Steve Jobs ist tot

Die Zeiten ändern sich.

Dieser Beitrag scheint älter als 6 Jahre zu sein – eine lange Zeit im Internet. Der Inhalt ist vielleicht veraltet.

Was für ein Erwachen am frühen Morgen! Die erste Nachricht, die ich lese, ist keine erfreuliche. Steve Jobs ist im Alter von 56 Jahren, nach langer Krankheit, verstorben.

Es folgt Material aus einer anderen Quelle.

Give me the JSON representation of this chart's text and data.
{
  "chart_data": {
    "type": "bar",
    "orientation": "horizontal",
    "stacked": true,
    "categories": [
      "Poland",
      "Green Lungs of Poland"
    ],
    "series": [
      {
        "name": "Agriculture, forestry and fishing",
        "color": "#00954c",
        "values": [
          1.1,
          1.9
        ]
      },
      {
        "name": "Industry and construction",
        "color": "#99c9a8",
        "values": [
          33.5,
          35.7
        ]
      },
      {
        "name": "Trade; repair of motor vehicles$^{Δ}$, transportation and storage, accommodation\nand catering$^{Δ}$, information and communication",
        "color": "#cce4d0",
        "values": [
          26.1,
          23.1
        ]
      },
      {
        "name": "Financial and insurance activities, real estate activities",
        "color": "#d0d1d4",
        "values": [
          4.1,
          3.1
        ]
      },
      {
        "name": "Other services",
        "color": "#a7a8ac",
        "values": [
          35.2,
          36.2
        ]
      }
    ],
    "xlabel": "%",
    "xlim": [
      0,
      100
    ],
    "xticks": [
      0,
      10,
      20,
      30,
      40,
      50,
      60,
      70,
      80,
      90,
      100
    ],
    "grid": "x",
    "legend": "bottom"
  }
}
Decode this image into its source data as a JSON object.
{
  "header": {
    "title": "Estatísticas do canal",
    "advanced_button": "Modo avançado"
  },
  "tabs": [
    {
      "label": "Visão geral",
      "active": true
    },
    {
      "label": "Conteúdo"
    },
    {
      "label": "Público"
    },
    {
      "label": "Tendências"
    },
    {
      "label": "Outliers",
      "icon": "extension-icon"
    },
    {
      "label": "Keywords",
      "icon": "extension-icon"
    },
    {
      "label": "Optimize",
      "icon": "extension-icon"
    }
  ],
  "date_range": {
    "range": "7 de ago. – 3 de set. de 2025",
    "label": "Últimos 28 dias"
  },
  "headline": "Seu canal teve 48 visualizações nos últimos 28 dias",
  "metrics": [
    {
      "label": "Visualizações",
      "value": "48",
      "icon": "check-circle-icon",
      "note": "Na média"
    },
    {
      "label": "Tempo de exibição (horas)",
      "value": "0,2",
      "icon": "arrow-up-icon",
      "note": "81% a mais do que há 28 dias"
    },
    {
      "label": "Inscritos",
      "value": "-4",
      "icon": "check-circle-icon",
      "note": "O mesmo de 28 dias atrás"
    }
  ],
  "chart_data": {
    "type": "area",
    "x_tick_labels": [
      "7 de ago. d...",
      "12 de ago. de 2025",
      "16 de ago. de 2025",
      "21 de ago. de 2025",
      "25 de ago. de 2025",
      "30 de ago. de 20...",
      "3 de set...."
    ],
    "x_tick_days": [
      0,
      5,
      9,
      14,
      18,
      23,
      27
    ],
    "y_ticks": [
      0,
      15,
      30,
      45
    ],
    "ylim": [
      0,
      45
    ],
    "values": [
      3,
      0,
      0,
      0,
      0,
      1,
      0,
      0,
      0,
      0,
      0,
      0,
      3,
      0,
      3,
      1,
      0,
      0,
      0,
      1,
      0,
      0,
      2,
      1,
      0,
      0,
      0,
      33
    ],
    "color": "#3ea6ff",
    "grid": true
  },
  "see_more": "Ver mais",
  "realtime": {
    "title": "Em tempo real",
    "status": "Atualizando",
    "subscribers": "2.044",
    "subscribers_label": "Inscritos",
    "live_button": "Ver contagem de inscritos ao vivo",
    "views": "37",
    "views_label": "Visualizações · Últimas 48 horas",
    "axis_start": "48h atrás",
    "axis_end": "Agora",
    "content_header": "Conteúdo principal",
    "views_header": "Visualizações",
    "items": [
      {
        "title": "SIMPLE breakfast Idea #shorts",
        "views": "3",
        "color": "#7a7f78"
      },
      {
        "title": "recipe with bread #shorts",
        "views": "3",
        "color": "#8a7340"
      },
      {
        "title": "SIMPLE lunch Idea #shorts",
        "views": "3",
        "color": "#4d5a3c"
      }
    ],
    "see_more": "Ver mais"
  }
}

Ok, ich war noch nie ein besonderer Freund von Steve „iGod“ Jobs, habe ihn und seine Firma Apple immer für etwas dekadent gehalten und konnte nicht verstehen, dass die Apple-Fans so einen Hype um ihn gemacht haben, wie um einen Sektenanführer. Und ich mochte nur das iPhone und einige der dazugehörigen Dienste. Man kann aber von Steve Jobs halten, was man will – ein großer Pionier und Visionär der IT-Branche ist uns verloren gegangen. Seine Ideen haben den weltweiten PC-Markt beflügelt. Ihm haben wir es wohl zu verdanken, dass PCs nicht nur hässliche Kisten sind, die man lieber im Schrank verstecken möchte. Durch iPhone und iPad konnten sich neue Ideen im Bereich mobiler Computernutzung durchsetzen, denn ähnliche Geräte von jedem anderen Unternehmen wären erst mal kritisch beäugt worden und hätten sich vermutlich nicht durchsetzen können. Steve Jobs war als Erfinder und Vermarkter auch wegweisend für die IT.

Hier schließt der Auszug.